Ash snorted as he carefully placed the Master Ball back in the safe under his bed. Eyeing the human made God while doing so. “A Poké Ball caught Victini-“
Mewtwo cut the young man off, “Victini is a mythical Pokémon. I’m a God, Ashton!”
“-and Mew.” Aah finishes without a care in the world that Mewtwo spoke over him.
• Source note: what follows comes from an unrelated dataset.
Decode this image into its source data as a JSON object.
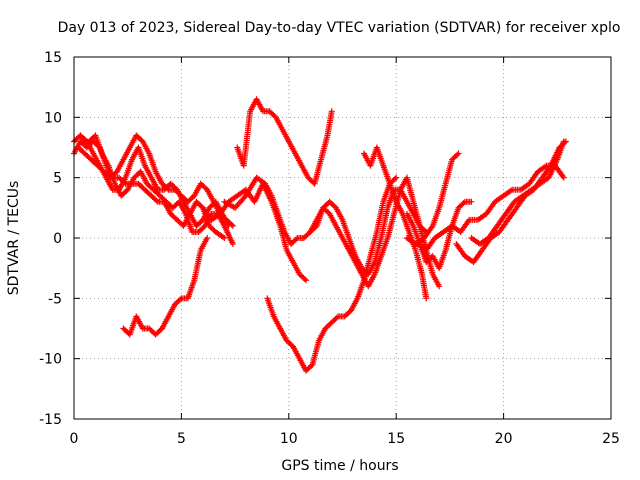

The giant God deflated, “I... forgot about Mew.” It was hard to admit their wrong decisions, but being around Ash makes a lot of things easier on the God for some reason. “But anyways-“
“It’s either the Poké Ball, or your not coming to Galar with me.” Ash stated, planting himself in front of Mewtwo with a firm look in his eyes. “Your going to stand out from any other Pokémon ‘Two. Hell! Pikachu is going to stand out against the crowds!” The Trainer cried out while pointing to said Pokémon on the bed.
Pikachu was lazily watching the fight between Pokémon and human. Taking up at least half of the bed from how big the mouse Pokémon had grown and slowly evolved over time. Now the hight and length of a Houndoom with a mouthful of teeth that rivals the Dragon type Gods. War does things to people and Pokémon, and both Ash and Pikachu chose to adapt to their predicament instead of pushing it to the side.
Mewtwo frowned. Eyeing the standard Poké Balk Ash had grabbed, making sure to sulk extra long as they made their decision.
“Fine!” Mewtwo grumbled before pressing one of their paw pads against the button in the middle of the device. The God was soon sucked into the Ball, Ash’s hand uncurled so the device can shake in his palm.
The mini holographic stars and the binging sound greeted Ash’s eyes and ears. Sighing he clutched the Ball close to his chest, glancing at Pikachu who looked back with a bland stare.
“Yeah, yeah.” Aha grumbled. “I know your happy there’s another babysitter.” He hissed at the electric Pokémon.
Pikachu smiled cheekily back before curling up to continue his nap as Ash called Mewtwo out with a resigned acceptance for near future questions.